Sessenta anos depois de ter sido excluída do histórico Bossa Nova at Carnegie Hall, em 1962 — o espetáculo que apresentou o género ao mundo, com nomes como Tom Jobim, João Gilberto e Sérgio Mendes —, Alaíde Costa é finalmente o centro da história. Na época, era já uma das vozes fundamentais do movimento, tendo participado no disco pioneiro Chega de Saudade, mas não foi convidada para o concerto. Historiadores e a própria artista apontam o racismo estrutural da época e um mercado fonográfico que privilegiou uma estética associada a jovens brancos da Zona Sul do Rio, deixando de fora a mulher negra que ajudou a fundar a bossa nova.

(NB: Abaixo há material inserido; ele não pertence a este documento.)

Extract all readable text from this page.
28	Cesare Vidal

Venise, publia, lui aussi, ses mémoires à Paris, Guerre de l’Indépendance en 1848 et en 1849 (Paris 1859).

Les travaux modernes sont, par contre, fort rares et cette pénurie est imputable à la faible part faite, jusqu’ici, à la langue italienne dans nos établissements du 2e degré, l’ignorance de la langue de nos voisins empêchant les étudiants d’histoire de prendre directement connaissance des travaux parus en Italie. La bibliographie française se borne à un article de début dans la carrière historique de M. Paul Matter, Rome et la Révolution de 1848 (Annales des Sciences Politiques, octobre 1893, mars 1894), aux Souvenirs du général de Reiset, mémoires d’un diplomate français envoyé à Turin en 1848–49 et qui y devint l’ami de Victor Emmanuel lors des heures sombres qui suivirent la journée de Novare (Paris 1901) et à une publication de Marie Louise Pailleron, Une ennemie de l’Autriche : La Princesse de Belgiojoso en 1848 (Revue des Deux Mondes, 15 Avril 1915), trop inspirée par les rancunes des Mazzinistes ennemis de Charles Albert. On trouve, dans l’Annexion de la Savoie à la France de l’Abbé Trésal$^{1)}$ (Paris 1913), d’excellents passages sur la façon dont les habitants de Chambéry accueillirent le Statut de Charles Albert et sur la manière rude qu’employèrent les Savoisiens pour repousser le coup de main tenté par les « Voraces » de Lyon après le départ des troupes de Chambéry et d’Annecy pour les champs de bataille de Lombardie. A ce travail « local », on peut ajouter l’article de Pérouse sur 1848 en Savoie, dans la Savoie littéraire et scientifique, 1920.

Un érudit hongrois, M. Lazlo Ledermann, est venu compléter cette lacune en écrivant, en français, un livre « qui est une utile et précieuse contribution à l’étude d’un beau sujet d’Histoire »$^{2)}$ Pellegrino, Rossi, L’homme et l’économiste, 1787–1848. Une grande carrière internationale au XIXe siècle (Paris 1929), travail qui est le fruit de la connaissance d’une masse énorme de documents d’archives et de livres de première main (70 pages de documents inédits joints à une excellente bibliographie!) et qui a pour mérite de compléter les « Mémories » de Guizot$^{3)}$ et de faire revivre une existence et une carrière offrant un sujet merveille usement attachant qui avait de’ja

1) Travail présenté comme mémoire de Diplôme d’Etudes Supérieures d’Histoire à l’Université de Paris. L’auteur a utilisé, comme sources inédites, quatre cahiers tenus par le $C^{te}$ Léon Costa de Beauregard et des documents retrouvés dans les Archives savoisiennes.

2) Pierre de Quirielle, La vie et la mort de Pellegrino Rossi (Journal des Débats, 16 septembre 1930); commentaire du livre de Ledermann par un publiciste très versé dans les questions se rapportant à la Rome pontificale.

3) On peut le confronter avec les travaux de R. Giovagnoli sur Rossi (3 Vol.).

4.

O filme constrói o seu retrato através de quatro atrizes que a interpretam em diferentes fases da vida, de cenas animadas que recuperam o que os arquivos apagaram, e da voz e das músicas da própria cantora — muitas das quais ela própria compôs. Uma história que é também um acto de reparação histórica: situar Alaíde no seu papel fundador na Música Popular Brasileira, seguindo as pistas da bossa nova que, ao lado de Johnny Alf, levou do Rio de Janeiro para São Paulo. A heroína desafia, por fim, o último tabu imposto ao feminino: o idadismo. No palco, de pé, aos 90 anos, Alaíde continua a ocupar lugares onde não estava “autorizada”. A sua existência é a sua resistência.